Dans IN-VISIBLE, votre série sur les murs, par exemple, la photographie devient ainsi presque picturale.

Je travaille en quelque sorte de l’infiniment petit à l’infiniment grand, mais j’avoue que j’aime beaucoup les grands formats. J’aime que l’on soit troublé par la « double vision » qu’ils procurent, que l’on soit en quelque sorte happé par l’abstraction. Je suis photographe dans la mesure où j’utilise un appareil photo, mais ce sont la peinture et le cinéma qui m’inspirent avant tout. Je vous l’ai dit, je deviens technicien par la force des choses, pour obtenir ce que je veux. Je suis moi aussi parfois le premier étonné du résultat. J’ai commencé IN-VISIBLE, cette série de photographies sur les murs à New York il y a quelques années, je l’ai continuée à Paris, à Berlin, à Naples, les derniers datent d’une résidence d’artiste à la Villa Médicis à l’automne dernier. J’essaye toujours de restituer l’énergie de la ville, quelle qu’elle soit.

L’Italie semble beaucoup vous inspirer, vous avez aussi beaucoup travaillé à Naples ?

Je suis fou de cette ville ! Son atmosphère correspond bien à mon travail.
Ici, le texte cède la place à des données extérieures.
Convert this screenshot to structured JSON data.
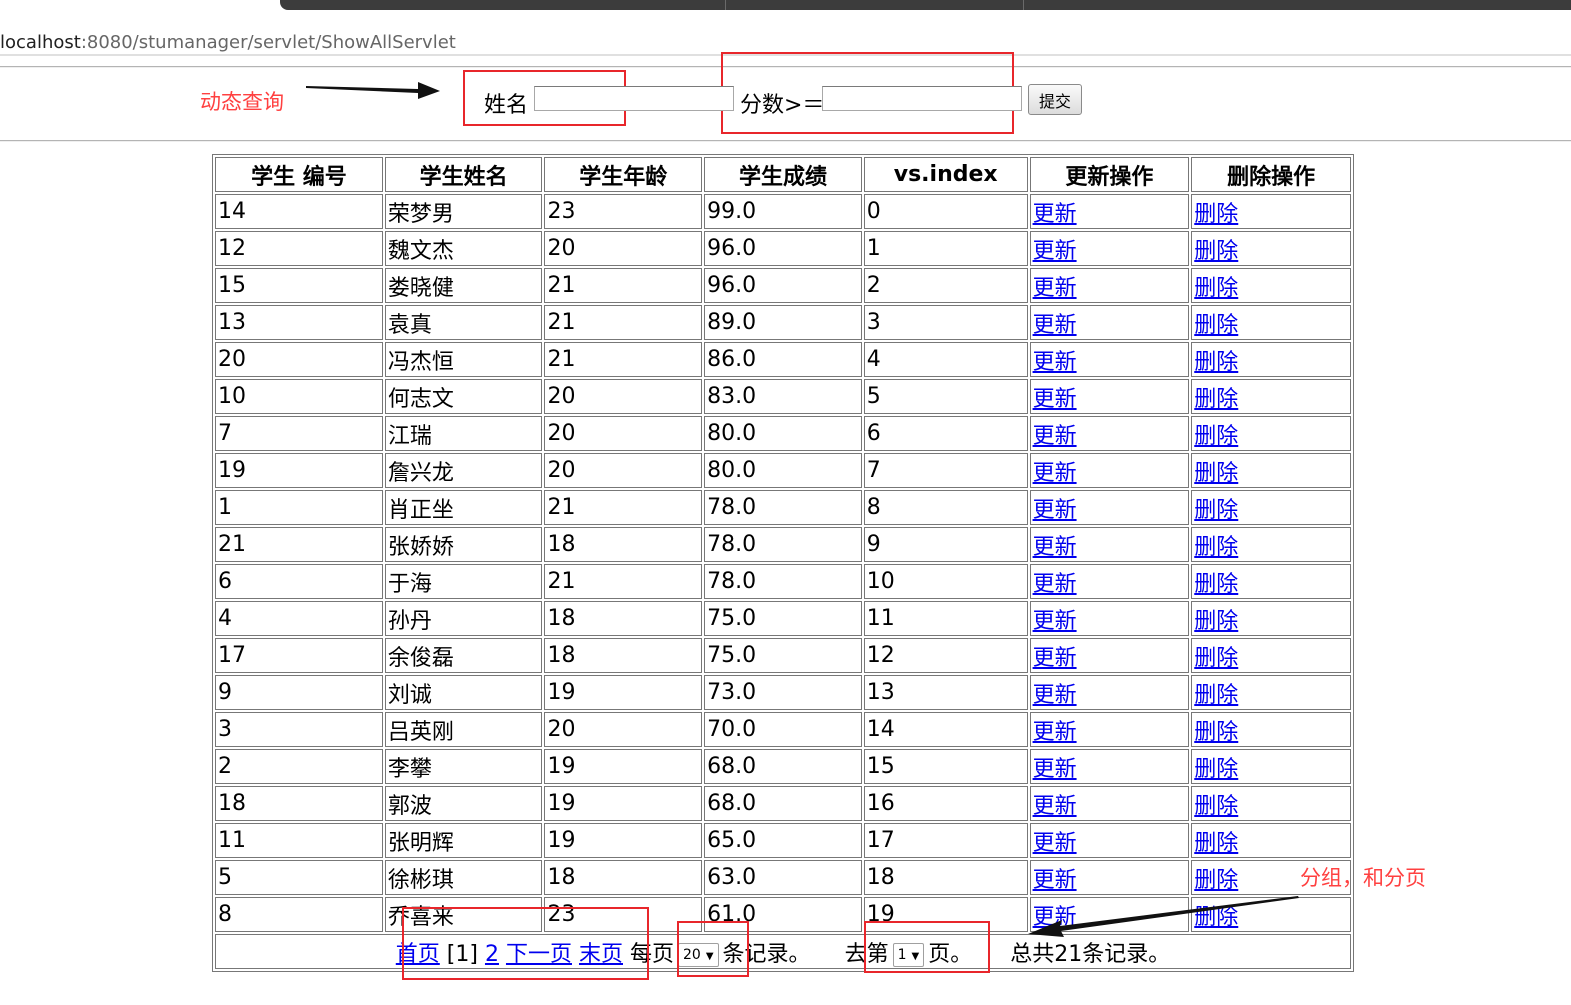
{
  "browser": {
    "url_host": "localhost",
    "url_path": ":8080/stumanager/servlet/ShowAllServlet"
  },
  "annotations": {
    "dynamic_query": "动态查询",
    "grouping_paging": "分组，和分页"
  },
  "search_form": {
    "name_label": "姓名",
    "name_value": "",
    "score_label": "分数>＝",
    "score_value": "",
    "submit_label": "提交"
  },
  "table": {
    "headers": [
      "学生 编号",
      "学生姓名",
      "学生年龄",
      "学生成绩",
      "vs.index",
      "更新操作",
      "删除操作"
    ],
    "update_link": "更新",
    "delete_link": "删除",
    "rows": [
      [
        "14",
        "荣梦男",
        "23",
        "99.0",
        "0"
      ],
      [
        "12",
        "魏文杰",
        "20",
        "96.0",
        "1"
      ],
      [
        "15",
        "娄晓健",
        "21",
        "96.0",
        "2"
      ],
      [
        "13",
        "袁真",
        "21",
        "89.0",
        "3"
      ],
      [
        "20",
        "冯杰恒",
        "21",
        "86.0",
        "4"
      ],
      [
        "10",
        "何志文",
        "20",
        "83.0",
        "5"
      ],
      [
        "7",
        "江瑞",
        "20",
        "80.0",
        "6"
      ],
      [
        "19",
        "詹兴龙",
        "20",
        "80.0",
        "7"
      ],
      [
        "1",
        "肖正坐",
        "21",
        "78.0",
        "8"
      ],
      [
        "21",
        "张娇娇",
        "18",
        "78.0",
        "9"
      ],
      [
        "6",
        "于海",
        "21",
        "78.0",
        "10"
      ],
      [
        "4",
        "孙丹",
        "18",
        "75.0",
        "11"
      ],
      [
        "17",
        "余俊磊",
        "18",
        "75.0",
        "12"
      ],
      [
        "9",
        "刘诚",
        "19",
        "73.0",
        "13"
      ],
      [
        "3",
        "吕英刚",
        "20",
        "70.0",
        "14"
      ],
      [
        "2",
        "李攀",
        "19",
        "68.0",
        "15"
      ],
      [
        "18",
        "郭波",
        "19",
        "68.0",
        "16"
      ],
      [
        "11",
        "张明辉",
        "19",
        "65.0",
        "17"
      ],
      [
        "5",
        "徐彬琪",
        "18",
        "63.0",
        "18"
      ],
      [
        "8",
        "乔喜来",
        "23",
        "61.0",
        "19"
      ]
    ]
  },
  "pagination": {
    "first_label": "首页",
    "current_page": "[1]",
    "page2_label": "2",
    "next_label": "下一页",
    "last_label": "末页",
    "per_page_prefix": "每页",
    "per_page_value": "20",
    "per_page_suffix": "条记录。",
    "goto_prefix": "去第",
    "goto_value": "1",
    "goto_suffix": "页。",
    "total_text": "总共21条记录。"
  },
  "colors": {
    "annotation_red": "#ff4040",
    "link_blue": "#0000ee"
  }
}
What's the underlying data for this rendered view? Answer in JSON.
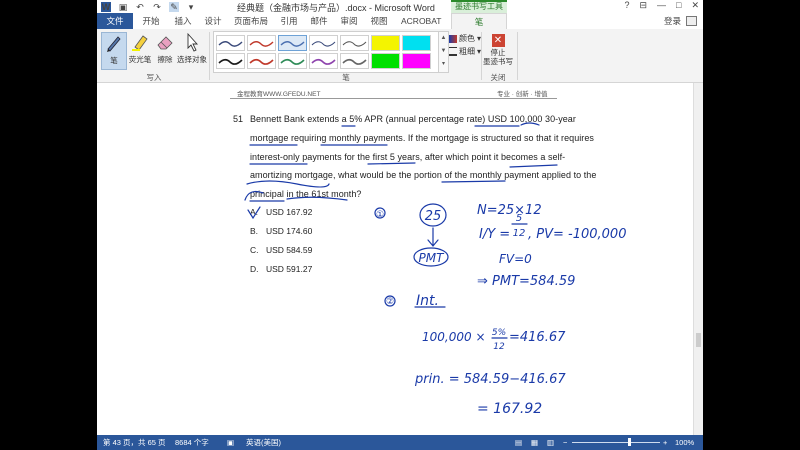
{
  "titlebar": {
    "document_title": "经典题（金融市场与产品）.docx - Microsoft Word",
    "context_tab_title": "墨迹书写工具",
    "qat_word": "W",
    "qat_save": "▣",
    "qat_undo": "↶",
    "qat_redo": "↷",
    "qat_pen": "✎",
    "qat_more": "▾",
    "help": "?",
    "ribbon_toggle": "⊟",
    "minimize": "—",
    "maximize": "□",
    "close": "✕"
  },
  "tabs": [
    {
      "label": "文件"
    },
    {
      "label": "开始"
    },
    {
      "label": "插入"
    },
    {
      "label": "设计"
    },
    {
      "label": "页面布局"
    },
    {
      "label": "引用"
    },
    {
      "label": "邮件"
    },
    {
      "label": "审阅"
    },
    {
      "label": "视图"
    },
    {
      "label": "ACROBAT"
    },
    {
      "label": "笔"
    }
  ],
  "login": "登录",
  "ribbon": {
    "pen_label": "笔",
    "highlighter_label": "荧光笔",
    "eraser_label": "擦除",
    "select_label": "选择对象",
    "group_write": "写入",
    "group_pens": "笔",
    "color_label": "颜色",
    "weight_label": "粗细",
    "stop_label": "停止\n墨迹书写",
    "group_close": "关闭",
    "pen_swatches": [
      "#3a4a7a",
      "#c0392b",
      "#4a6fb0",
      "#3a4a7a",
      "#555555",
      "#f4f400",
      "#00e0f0",
      "#1a1a1a",
      "#c0392b",
      "#2e8b57",
      "#8e44ad",
      "#666666",
      "#00e000",
      "#ff00ff"
    ]
  },
  "document": {
    "header_left": "金程教育WWW.GFEDU.NET",
    "header_right": "专业 · 创新 · 增值",
    "question_number": "51",
    "question_lines": [
      "Bennett Bank extends a 5% APR (annual percentage rate) USD 100,000 30-year",
      "mortgage requiring monthly payments. If the mortgage is structured so that it requires",
      "interest-only payments for the first 5 years, after which point it becomes a self-",
      "amortizing mortgage, what would be the portion of the monthly payment applied to the",
      "principal in the 61st month?"
    ],
    "options": [
      {
        "letter": "A.",
        "value": "USD 167.92"
      },
      {
        "letter": "B.",
        "value": "USD 174.60"
      },
      {
        "letter": "C.",
        "value": "USD 584.59"
      },
      {
        "letter": "D.",
        "value": "USD 591.27"
      }
    ]
  },
  "handwriting": {
    "step1_mark": "①",
    "step1_circle_text": "25",
    "step1_pmt": "PMT",
    "step1_n": "N=25×12",
    "step1_iy_left": "I/Y =",
    "step1_iy_num": "5",
    "step1_iy_den": "12",
    "step1_pv": ", PV= -100,000",
    "step1_fv": "FV=0",
    "step1_result": "⇒ PMT=584.59",
    "step2_mark": "②",
    "step2_title": "Int.",
    "step2_calc_left": "100,000 ×",
    "step2_calc_num": "5%",
    "step2_calc_den": "12",
    "step2_calc_right": "=416.67",
    "step2_prin": "prin. = 584.59−416.67",
    "step2_answer": "= 167.92",
    "ink_color": "#1a3aa8"
  },
  "statusbar": {
    "page": "第 43 页，共 65 页",
    "words": "8684 个字",
    "language": "英语(美国)",
    "zoom": "100%",
    "zoom_minus": "−",
    "zoom_plus": "+"
  }
}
Le Musée d’Archéologie par exemple me fascine un peu plus à chacune de mes visites. La Méditerranée en général m’inspire, et de plus en plus. J’ai un lien très puissant avec elle. L’aventure de ma résidence à la Villa Médicis a, elle aussi, été vraiment importante. Quand on arrive dans ce lieu, on ressent une vraie pression tant il est fascinant, mais cela m’a en fait donné des ailes, une énergie folle, la Villa est tellement inspirante ! J’y ai travaillé comme un fou, sur ma série de Murs, mais aussi sur la réserve des Statues.

Julien Drach, Villa Médicis
Julien Drach, Villa Médicis

Mais tous ces lieux sont par nature sublimes, c’est une toute autre histoire avec votre travail sur les chantiers, intitulé Construction. Pourtant on y découvre à travers votre objectif une immense poésie.

Là aussi, tous ces éléments, ces murs, ces sols inachevés, ces objets de travail posés ici et là peuvent prendre une dimension poétique insoupçonnable si on les regarde différemment. Pour moi ils deviennent les éléments d’un décor inachevé et prennent alors une toute autre dimension.

Julien Drach, Construction

Le portrait est une part moins connue de votre travail ?

J’essaye de mettre les gens en valeur, mais ici encore c’est l’humain, c’est l’âme qui m’intéressent. D’une manière générale je travaille sur l’éphémère, même si la photographie est par essence éphémère, mais souvent les lieux ou les sujets que je photographie ne perdureront pas dans le temps et c’est cela qui m’inspire.

Comme pour la série des Fleurs ?

Elle date de l’an dernier. J’en ai présenté une partie chez Galignani, à l’invitation de Danielle Cillien Sabatier. Jamais je n’aurais pensé faire cela. Je sortais alors d’une longue période sur des chantiers, et puis tant de grands avaient travaillé sur ce sujet, Irving Penn, Cy Twombly, Robert Mapplethorpe, Sarah Moon … Mais je refuse de ne pas me renouveler parce que d’autres ont travaillé sur le sujet. Comme le disait Cocteau, « Tout ça ce sont les branches d’un même arbre » ! Ce qui importe après tout, c’est la vision de l’artiste et non pas le sujet.